С её благословления мы за стол присели. Я с Глафирой рядышком, а Степанида напротив. Она что-то вроде жирных щей из казанка металлическим черпачком по мискам разливать принялась. Чашки и те миски глиняные – самые настоящие деревенские были, а вот ложки и ложечки – серебряные,и не могла я всё это хоть какой-то сервировкой и приборами назвать: столовые ножички и вилки отсутствовали совсем, всё ложками тут елось. Такая вот смесь и простоты и роскоши. Перед едой Глафира молитву читать принялась, и, сложивши руки, мы со Степанидой молчаливо присоединились к ней.
– Перед завтрашним покаянием с вечера поститься уже буду, - закoнчив молиться и ложку взявши, заявила Глафира нам.

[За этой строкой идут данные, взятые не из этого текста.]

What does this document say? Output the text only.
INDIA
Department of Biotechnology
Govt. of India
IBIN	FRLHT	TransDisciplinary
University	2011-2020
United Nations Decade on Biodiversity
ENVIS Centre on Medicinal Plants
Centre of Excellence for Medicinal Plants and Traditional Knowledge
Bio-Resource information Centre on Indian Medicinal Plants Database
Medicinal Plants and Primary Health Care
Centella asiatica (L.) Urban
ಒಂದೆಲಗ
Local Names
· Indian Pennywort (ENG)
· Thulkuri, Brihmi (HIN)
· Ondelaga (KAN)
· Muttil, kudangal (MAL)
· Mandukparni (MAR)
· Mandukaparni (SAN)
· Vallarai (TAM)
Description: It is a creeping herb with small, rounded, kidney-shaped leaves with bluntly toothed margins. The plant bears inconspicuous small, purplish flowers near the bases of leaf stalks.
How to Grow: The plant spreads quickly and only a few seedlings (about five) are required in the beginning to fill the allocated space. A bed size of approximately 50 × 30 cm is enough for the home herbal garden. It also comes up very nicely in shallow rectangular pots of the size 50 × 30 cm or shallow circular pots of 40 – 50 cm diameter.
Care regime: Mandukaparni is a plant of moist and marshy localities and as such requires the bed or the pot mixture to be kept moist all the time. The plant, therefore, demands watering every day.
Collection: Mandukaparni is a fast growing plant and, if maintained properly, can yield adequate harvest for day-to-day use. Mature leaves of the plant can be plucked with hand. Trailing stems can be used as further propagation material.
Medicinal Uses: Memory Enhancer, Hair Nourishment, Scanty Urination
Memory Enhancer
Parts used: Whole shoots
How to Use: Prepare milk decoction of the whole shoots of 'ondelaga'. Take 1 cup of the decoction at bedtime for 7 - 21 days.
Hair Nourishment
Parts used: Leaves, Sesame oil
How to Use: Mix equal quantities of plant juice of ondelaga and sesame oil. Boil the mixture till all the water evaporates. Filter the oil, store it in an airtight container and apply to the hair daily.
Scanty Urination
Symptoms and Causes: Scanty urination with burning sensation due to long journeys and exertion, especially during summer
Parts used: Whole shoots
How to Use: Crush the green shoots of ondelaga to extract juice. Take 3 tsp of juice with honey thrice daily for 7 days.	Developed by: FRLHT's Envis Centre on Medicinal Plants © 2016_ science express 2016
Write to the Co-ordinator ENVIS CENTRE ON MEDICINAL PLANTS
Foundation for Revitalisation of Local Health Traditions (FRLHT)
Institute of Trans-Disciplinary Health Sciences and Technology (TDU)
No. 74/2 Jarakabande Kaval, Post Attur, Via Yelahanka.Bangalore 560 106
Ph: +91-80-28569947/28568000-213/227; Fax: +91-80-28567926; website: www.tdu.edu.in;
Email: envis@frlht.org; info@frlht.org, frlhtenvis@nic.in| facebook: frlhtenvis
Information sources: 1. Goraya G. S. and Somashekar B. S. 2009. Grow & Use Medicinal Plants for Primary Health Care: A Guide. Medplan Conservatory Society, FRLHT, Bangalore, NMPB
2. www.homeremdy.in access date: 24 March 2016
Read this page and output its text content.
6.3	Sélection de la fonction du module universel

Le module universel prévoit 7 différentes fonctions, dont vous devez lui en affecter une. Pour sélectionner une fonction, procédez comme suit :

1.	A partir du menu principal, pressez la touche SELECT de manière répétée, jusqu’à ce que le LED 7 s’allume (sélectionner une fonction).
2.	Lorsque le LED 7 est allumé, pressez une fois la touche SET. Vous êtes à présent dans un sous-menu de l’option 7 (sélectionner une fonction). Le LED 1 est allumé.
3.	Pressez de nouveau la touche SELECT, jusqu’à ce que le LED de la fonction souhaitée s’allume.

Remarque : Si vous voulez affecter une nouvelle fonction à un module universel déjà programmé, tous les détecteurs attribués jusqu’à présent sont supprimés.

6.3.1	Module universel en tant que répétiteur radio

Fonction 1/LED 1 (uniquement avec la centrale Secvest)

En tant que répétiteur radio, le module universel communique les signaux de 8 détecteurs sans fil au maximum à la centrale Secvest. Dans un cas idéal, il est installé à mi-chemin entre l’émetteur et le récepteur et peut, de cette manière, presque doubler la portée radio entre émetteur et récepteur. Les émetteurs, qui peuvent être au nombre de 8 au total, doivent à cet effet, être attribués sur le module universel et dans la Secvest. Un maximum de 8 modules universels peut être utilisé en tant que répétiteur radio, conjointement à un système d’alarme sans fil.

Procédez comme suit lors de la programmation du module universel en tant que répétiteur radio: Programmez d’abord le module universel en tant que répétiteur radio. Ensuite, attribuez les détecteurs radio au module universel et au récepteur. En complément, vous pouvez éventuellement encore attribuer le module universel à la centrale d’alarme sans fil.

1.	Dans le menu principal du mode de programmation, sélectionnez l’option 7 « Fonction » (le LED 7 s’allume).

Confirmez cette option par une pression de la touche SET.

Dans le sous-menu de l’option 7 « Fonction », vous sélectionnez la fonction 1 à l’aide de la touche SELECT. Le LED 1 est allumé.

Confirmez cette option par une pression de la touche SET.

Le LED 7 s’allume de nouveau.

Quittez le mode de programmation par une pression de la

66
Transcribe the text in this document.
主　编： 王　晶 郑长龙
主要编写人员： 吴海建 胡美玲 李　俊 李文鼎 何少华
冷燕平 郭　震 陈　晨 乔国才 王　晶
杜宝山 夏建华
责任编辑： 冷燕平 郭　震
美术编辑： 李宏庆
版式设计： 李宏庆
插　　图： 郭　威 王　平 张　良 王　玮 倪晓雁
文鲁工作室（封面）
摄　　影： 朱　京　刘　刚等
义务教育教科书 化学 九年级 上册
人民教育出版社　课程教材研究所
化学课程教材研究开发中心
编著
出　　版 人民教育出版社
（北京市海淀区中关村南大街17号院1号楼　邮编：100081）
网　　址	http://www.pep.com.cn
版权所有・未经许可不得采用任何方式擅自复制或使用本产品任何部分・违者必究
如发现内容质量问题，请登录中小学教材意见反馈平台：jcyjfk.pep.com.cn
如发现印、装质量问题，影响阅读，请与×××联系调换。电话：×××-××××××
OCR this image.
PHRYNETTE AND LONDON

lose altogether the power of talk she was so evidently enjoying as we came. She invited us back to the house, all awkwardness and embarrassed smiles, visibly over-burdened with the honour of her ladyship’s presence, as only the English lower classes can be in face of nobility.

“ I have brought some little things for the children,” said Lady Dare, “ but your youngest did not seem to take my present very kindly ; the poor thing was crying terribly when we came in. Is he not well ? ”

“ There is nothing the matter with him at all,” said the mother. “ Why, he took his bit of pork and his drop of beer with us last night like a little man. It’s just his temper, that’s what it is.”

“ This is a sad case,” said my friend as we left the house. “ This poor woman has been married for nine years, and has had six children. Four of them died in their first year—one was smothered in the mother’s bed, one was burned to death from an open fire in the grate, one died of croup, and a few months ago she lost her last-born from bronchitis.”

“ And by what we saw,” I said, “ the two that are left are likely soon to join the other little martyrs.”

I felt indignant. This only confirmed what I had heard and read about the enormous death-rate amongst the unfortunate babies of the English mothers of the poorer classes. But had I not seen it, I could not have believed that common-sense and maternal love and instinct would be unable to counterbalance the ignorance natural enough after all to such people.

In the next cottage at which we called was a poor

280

Я, собственно, завтра не собиралась каяться, но мало ли какие у тутошнего батюшки требовaния, потому тоже решила в посте её с вечера поддержать.
Сегодня спать мы рано и без ужина улеглись. Степанида ещё по хозяйству возилась где-то,и какое-то время я в её шаги по скрипучему полу вслушивалась, пока не уснула незаметно как-то.
Так как завтракать нам нельзя было, Степанида не будила рано нас. Я сама проснулась, первая. Из рукомойника умылась, сбившуюся набок причёску поправила, не расплетая Глафирино творение – эти две ночи спала. Не соорудить ведь самой такое! А просить её постоянно меня переплетать не хочется особо. Хотя третью мою спячку, пожалуй, не выдержит уже причёска эта, да и голову помыть пора, и самой соорудит приличное что-то,только сложно здесь с этим – баню не чаще раза в неделю топят, а воды из самовара не хватит мне точно.
Вздохнув, одеваться принялась. Сейчас во всё своё наряжусь, как расписная барышня настоящая.
Я собралась уже почти, когда Глафира проснуться изволила.
– Проспала, что ли? – при взгляде на меня, таким первый вопрос её был.
– Да нет, – расправляя примявшиеся кружева на блузке, повела я оголёнными плечиками. – Просто это я рано собралась…
Степан чуть меньше чем через час за нами на пролётке подкатил. В доме Степаниды время легко сверять было, по бoльшим заводным часам с отвесами и маятником, висящим в горнице, в своё время я сказала бы, что очень уж старинным,и били они громко и каждый час.